Во мне нарастал многогорлый схват дурноты, слабости. Стало тоскливо, тягостно.

– Вот как…

Миша подобрался и резко сел, развернувшись ко мне всем телом:

– Эй, брось! Брось немедленно! Главное-то останется, – оно из жизни в жизнь с тобой кочует: ты – поэт, ты – на ПУТИ. Вот оно что! Это никакой удар не промнёт. Помрёшь – за тобой последует.

Миша размахнулся и хлёстко хлопнул меня ладонью по голому пузу. Я вскочил.

– Ополоумел, Петрович! Больно же! А если з а ноги – и в Турцию?!!

– Поплыли!

– Неохота.

– Пошли, пошли! Ну, пожалуйста!

– Э-эх…

– Имей в виду: теперь тебе долго не доведётся поплескаться всласть. Имеешь в виду?

– Это почему?

– А потому. Скоро в твоём теле мало что здорового останется. Нет то что, по горам бегать, по лесам прыгать, – а и из кресла в кресло, будут такие дни, с трудом переберёшься…

– Тьфу на тебя.

– Поплыли, дружок. Море хорошим гостям всегда радо.

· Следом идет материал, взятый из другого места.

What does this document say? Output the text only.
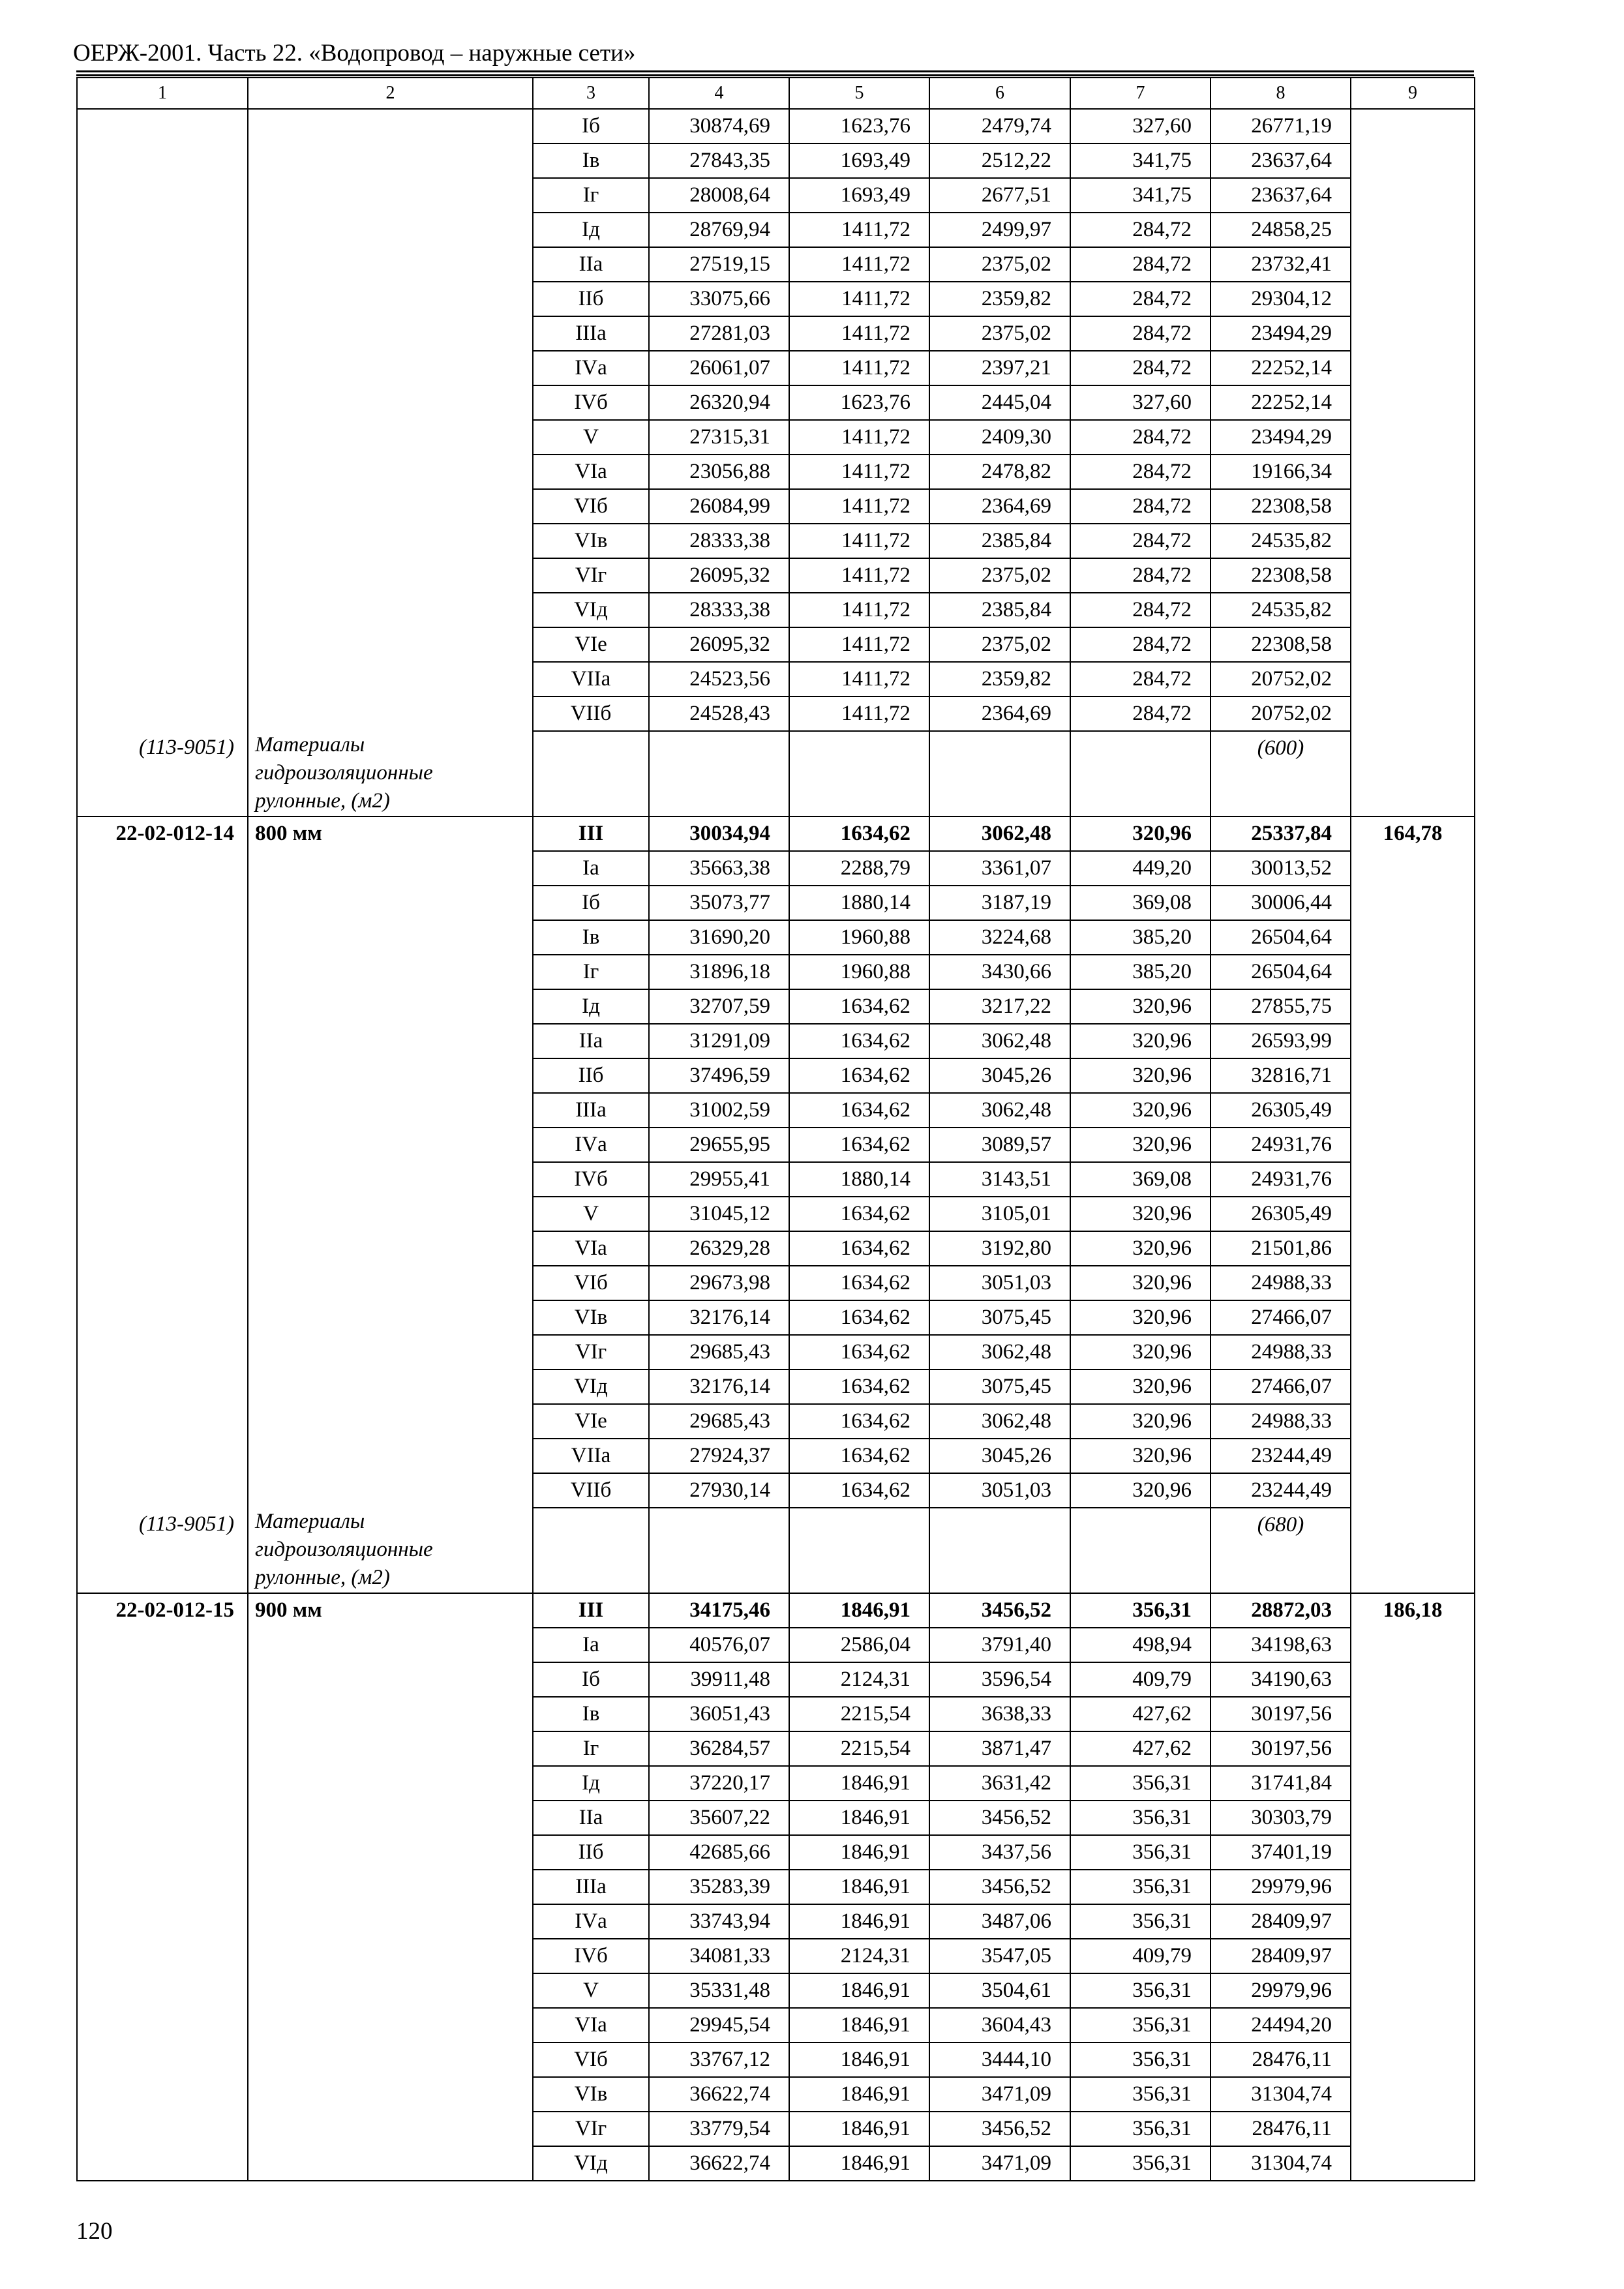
ОЕРЖ-2001. Часть 22. «Водопровод – наружные сети»
1	2	3	4	5	6	7	8	9
		Iб	30874,69	1623,76	2479,74	327,60	26771,19	
		Iв	27843,35	1693,49	2512,22	341,75	23637,64	
		Iг	28008,64	1693,49	2677,51	341,75	23637,64	
		Iд	28769,94	1411,72	2499,97	284,72	24858,25	
		IIа	27519,15	1411,72	2375,02	284,72	23732,41	
		IIб	33075,66	1411,72	2359,82	284,72	29304,12	
		IIIа	27281,03	1411,72	2375,02	284,72	23494,29	
		IVа	26061,07	1411,72	2397,21	284,72	22252,14	
		IVб	26320,94	1623,76	2445,04	327,60	22252,14	
		V	27315,31	1411,72	2409,30	284,72	23494,29	
		VIа	23056,88	1411,72	2478,82	284,72	19166,34	
		VIб	26084,99	1411,72	2364,69	284,72	22308,58	
		VIв	28333,38	1411,72	2385,84	284,72	24535,82	
		VIг	26095,32	1411,72	2375,02	284,72	22308,58	
		VIд	28333,38	1411,72	2385,84	284,72	24535,82	
		VIе	26095,32	1411,72	2375,02	284,72	22308,58	
		VIIа	24523,56	1411,72	2359,82	284,72	20752,02	
		VIIб	24528,43	1411,72	2364,69	284,72	20752,02	
(113-9051)	Материалы
гидроизоляционные
рулонные, (м2)						(600)	
22-02-012-14	800 мм	III	30034,94	1634,62	3062,48	320,96	25337,84	164,78
		Iа	35663,38	2288,79	3361,07	449,20	30013,52	
		Iб	35073,77	1880,14	3187,19	369,08	30006,44	
		Iв	31690,20	1960,88	3224,68	385,20	26504,64	
		Iг	31896,18	1960,88	3430,66	385,20	26504,64	
		Iд	32707,59	1634,62	3217,22	320,96	27855,75	
		IIа	31291,09	1634,62	3062,48	320,96	26593,99	
		IIб	37496,59	1634,62	3045,26	320,96	32816,71	
		IIIа	31002,59	1634,62	3062,48	320,96	26305,49	
		IVа	29655,95	1634,62	3089,57	320,96	24931,76	
		IVб	29955,41	1880,14	3143,51	369,08	24931,76	
		V	31045,12	1634,62	3105,01	320,96	26305,49	
		VIа	26329,28	1634,62	3192,80	320,96	21501,86	
		VIб	29673,98	1634,62	3051,03	320,96	24988,33	
		VIв	32176,14	1634,62	3075,45	320,96	27466,07	
		VIг	29685,43	1634,62	3062,48	320,96	24988,33	
		VIд	32176,14	1634,62	3075,45	320,96	27466,07	
		VIе	29685,43	1634,62	3062,48	320,96	24988,33	
		VIIа	27924,37	1634,62	3045,26	320,96	23244,49	
		VIIб	27930,14	1634,62	3051,03	320,96	23244,49	
(113-9051)	Материалы
гидроизоляционные
рулонные, (м2)						(680)	
22-02-012-15	900 мм	III	34175,46	1846,91	3456,52	356,31	28872,03	186,18
		Iа	40576,07	2586,04	3791,40	498,94	34198,63	
		Iб	39911,48	2124,31	3596,54	409,79	34190,63	
		Iв	36051,43	2215,54	3638,33	427,62	30197,56	
		Iг	36284,57	2215,54	3871,47	427,62	30197,56	
		Iд	37220,17	1846,91	3631,42	356,31	31741,84	
		IIа	35607,22	1846,91	3456,52	356,31	30303,79	
		IIб	42685,66	1846,91	3437,56	356,31	37401,19	
		IIIа	35283,39	1846,91	3456,52	356,31	29979,96	
		IVа	33743,94	1846,91	3487,06	356,31	28409,97	
		IVб	34081,33	2124,31	3547,05	409,79	28409,97	
		V	35331,48	1846,91	3504,61	356,31	29979,96	
		VIа	29945,54	1846,91	3604,43	356,31	24494,20	
		VIб	33767,12	1846,91	3444,10	356,31	28476,11	
		VIв	36622,74	1846,91	3471,09	356,31	31304,74	
		VIг	33779,54	1846,91	3456,52	356,31	28476,11	
		VIд	36622,74	1846,91	3471,09	356,31	31304,74	
120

– Ладно. Может, там хоть уймёшься всякие пакости прорицать.

– Ага. Уймусь.

… Плыли мы долго, быстро, далеко. Уплескали от берега километров на пять-шесть. Разлеглись на воде, ручки-ножки разбросав… расслабившись… Легонько покачивало.

Не видать было ни берегов, ни прибрежных огней. Только – тёмно-синие, дышащие друг к другу – море и небо. Звёзды…

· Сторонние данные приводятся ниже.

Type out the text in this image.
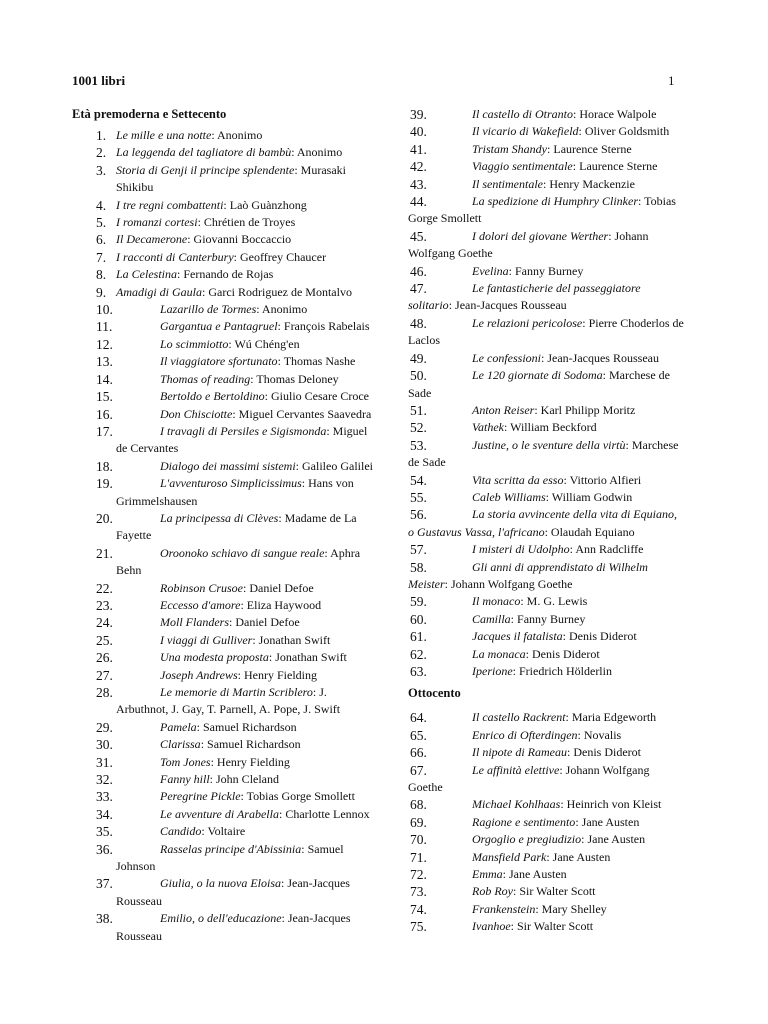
1001 libri	1
Età premoderna e Settecento
1. Le mille e una notte: Anonimo
2. La leggenda del tagliatore di bambù: Anonimo
3. Storia di Genji il principe splendente: Murasaki
Shikibu
4. I tre regni combattenti: Laò Guànzhong
5. I romanzi cortesi: Chrétien de Troyes
6. Il Decamerone: Giovanni Boccaccio
7. I racconti di Canterbury: Geoffrey Chaucer
8. La Celestina: Fernando de Rojas
9. Amadigi di Gaula: Garci Rodriguez de Montalvo
10.	Lazarillo de Tormes: Anonimo
11.	Gargantua e Pantagruel: François Rabelais
12.	Lo scimmiotto: Wú Chéng'en
13.	Il viaggiatore sfortunato: Thomas Nashe
14.	Thomas of reading: Thomas Deloney
15.	Bertoldo e Bertoldino: Giulio Cesare Croce
16.	Don Chisciotte: Miguel Cervantes Saavedra
17.	I travagli di Persiles e Sigismonda: Miguel
de Cervantes
18.	Dialogo dei massimi sistemi: Galileo Galilei
19.	L'avventuroso Simplicissimus: Hans von
Grimmelshausen
20.	La principessa di Clèves: Madame de La
Fayette
21.	Oroonoko schiavo di sangue reale: Aphra
Behn
22.	Robinson Crusoe: Daniel Defoe
23.	Eccesso d'amore: Eliza Haywood
24.	Moll Flanders: Daniel Defoe
25.	I viaggi di Gulliver: Jonathan Swift
26.	Una modesta proposta: Jonathan Swift
27.	Joseph Andrews: Henry Fielding
28.	Le memorie di Martin Scriblero: J.
Arbuthnot, J. Gay, T. Parnell, A. Pope, J. Swift
29.	Pamela: Samuel Richardson
30.	Clarissa: Samuel Richardson
31.	Tom Jones: Henry Fielding
32.	Fanny hill: John Cleland
33.	Peregrine Pickle: Tobias Gorge Smollett
34.	Le avventure di Arabella: Charlotte Lennox
35.	Candido: Voltaire
36.	Rasselas principe d'Abissinia: Samuel
Johnson
37.	Giulia, o la nuova Eloisa: Jean-Jacques
Rousseau
38.	Emilio, o dell'educazione: Jean-Jacques
Rousseau
39.	Il castello di Otranto: Horace Walpole
40.	Il vicario di Wakefield: Oliver Goldsmith
41.	Tristam Shandy: Laurence Sterne
42.	Viaggio sentimentale: Laurence Sterne
43.	Il sentimentale: Henry Mackenzie
44.	La spedizione di Humphry Clinker: Tobias
Gorge Smollett
45.	I dolori del giovane Werther: Johann
Wolfgang Goethe
46.	Evelina: Fanny Burney
47.	Le fantasticherie del passeggiatore
solitario: Jean-Jacques Rousseau
48.	Le relazioni pericolose: Pierre Choderlos de
Laclos
49.	Le confessioni: Jean-Jacques Rousseau
50.	Le 120 giornate di Sodoma: Marchese de
Sade
51.	Anton Reiser: Karl Philipp Moritz
52.	Vathek: William Beckford
53.	Justine, o le sventure della virtù: Marchese
de Sade
54.	Vita scritta da esso: Vittorio Alfieri
55.	Caleb Williams: William Godwin
56.	La storia avvincente della vita di Equiano,
o Gustavus Vassa, l'africano: Olaudah Equiano
57.	I misteri di Udolpho: Ann Radcliffe
58.	Gli anni di apprendistato di Wilhelm
Meister: Johann Wolfgang Goethe
59.	Il monaco: M. G. Lewis
60.	Camilla: Fanny Burney
61.	Jacques il fatalista: Denis Diderot
62.	La monaca: Denis Diderot
63.	Iperione: Friedrich Hölderlin
Ottocento
64.	Il castello Rackrent: Maria Edgeworth
65.	Enrico di Ofterdingen: Novalis
66.	Il nipote di Rameau: Denis Diderot
67.	Le affinità elettive: Johann Wolfgang
Goethe
68.	Michael Kohlhaas: Heinrich von Kleist
69.	Ragione e sentimento: Jane Austen
70.	Orgoglio e pregiudizio: Jane Austen
71.	Mansfield Park: Jane Austen
72.	Emma: Jane Austen
73.	Rob Roy: Sir Walter Scott
74.	Frankenstein: Mary Shelley
75.	Ivanhoe: Sir Walter Scott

Море ощущалось, как огромный доверчивый ребёнок, добродушный, умиротворённый. Вернулся покой. Вернулось молчание.

-

 

…шёпот… шёпот… шёпот… Отовсюду, повсюду, везде: шёпот… шёпот… шёпот… Море говорило с нами, обращалось к нам, присоединялось к говорливой многонап о лненности нашего молчания.

Пространство-шар… Из нас… вокруг-помимо нас… во всём… изо всего… – проступила сверкающая нить. Она проступила сердцевиной шара, и была настолько насыщенной, настолько пронзительной в насыщенности своей, что не позволяла шару иметь сферического ок о нтурья, превращая пространство – в Пространство, в зародыш, распирающий сомкнутый монолит скорлупы.

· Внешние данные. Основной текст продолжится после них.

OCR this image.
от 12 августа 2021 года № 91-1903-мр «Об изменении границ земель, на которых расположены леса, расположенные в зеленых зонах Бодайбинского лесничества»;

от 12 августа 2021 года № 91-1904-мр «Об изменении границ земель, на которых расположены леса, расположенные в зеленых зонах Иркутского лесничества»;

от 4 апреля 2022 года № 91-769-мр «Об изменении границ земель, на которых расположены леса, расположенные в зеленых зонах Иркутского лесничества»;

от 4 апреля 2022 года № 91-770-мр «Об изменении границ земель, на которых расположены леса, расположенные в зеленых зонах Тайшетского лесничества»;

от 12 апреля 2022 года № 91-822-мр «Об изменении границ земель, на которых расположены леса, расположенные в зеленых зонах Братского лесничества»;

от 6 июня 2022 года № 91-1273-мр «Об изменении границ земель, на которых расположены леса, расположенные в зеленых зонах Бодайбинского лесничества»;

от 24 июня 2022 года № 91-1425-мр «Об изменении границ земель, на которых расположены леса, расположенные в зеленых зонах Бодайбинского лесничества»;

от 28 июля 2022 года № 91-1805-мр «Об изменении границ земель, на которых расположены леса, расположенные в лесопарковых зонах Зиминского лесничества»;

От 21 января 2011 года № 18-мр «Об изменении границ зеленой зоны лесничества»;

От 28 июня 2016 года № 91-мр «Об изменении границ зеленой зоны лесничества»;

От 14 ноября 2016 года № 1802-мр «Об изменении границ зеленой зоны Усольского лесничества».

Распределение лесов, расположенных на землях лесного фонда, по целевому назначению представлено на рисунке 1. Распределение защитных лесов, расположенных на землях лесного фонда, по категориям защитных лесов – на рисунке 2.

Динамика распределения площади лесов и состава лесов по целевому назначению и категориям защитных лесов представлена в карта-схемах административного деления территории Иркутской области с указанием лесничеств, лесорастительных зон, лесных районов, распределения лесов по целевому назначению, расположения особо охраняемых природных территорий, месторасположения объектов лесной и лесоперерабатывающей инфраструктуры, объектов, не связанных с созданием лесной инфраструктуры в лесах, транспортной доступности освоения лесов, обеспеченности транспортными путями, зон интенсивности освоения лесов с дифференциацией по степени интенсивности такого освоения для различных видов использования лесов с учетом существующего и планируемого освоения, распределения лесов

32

Море распахнулось. Мы с Мишей пошли не то что бы по дну или по нижним водам, – а по безличной сущности-изнанке Моря. И, по изнанке – радостно, аж дух захватывает! – скольжение...

Отсюда открывались тропиночки… Куда угодно! Можно было зашагнуть в любое время, в любой бытийный слой, – во что угодно! Можно было принять любой облик, любое сознание, – не теряя ничего своего, будучи собой, но собой – любым… Я сразу это понял. И следом за тем – сразу – пришло ощущение званности: нас приглашали.

Я потянулся к приглашению… Но Миша, раскинув напряжённые, дрогнувшие чуть, ладони – опоясал нас облачком, и облачко вынесло, и меня и его, обратно, в синее ночное Море.

– Твоё движение, если бы оно оформилось – начало большой работы, – шепнул мне Черноярцев. – Не сейчас, Сева… Потом… После…

-

 

Мы поплыли к берегу. Подплывая, я разглядел возле места, где мы оставили одежду, тонкую женскую фигурку. Женщина махала нам рукой.

Вылезли. Я с интересом уставился на ночную гостью. Ошеломляющие, восхитительные глаза! – мерцающие… Да и вообще – красавица. То, что она уже не слишком молода, можно было понять разве только по густой седине в её короткой, но пышной гриве, по лёгкой, почти невесомой пр о ливи едва заметных тонких морщинок…

Миша познакомил нас. Женщину звали Натой – Натальей. Родом – из Якутии. Черноярцев называл её Северной Принцессой. Она нас не то что бы искала, а так – взяла и нашла. И очень-очень обрадовалась этому!

– Ну ладно, детвора, вы тут знакомьтесь, а я… – Миша фыркнул и снова полез в воду.

Мы с Натой удобно расположились на одеяле. Распаковали свёрток с едой. Миша же меж тем – резвился, в погл я де с берега очень напоминая тюленя; выныривал, заныривал, оставаясь минут по пять по шесть под водой, и уходил всё дальше в Море.

– Вот ведь неугомонный старикашка! Всех рыб так распугает…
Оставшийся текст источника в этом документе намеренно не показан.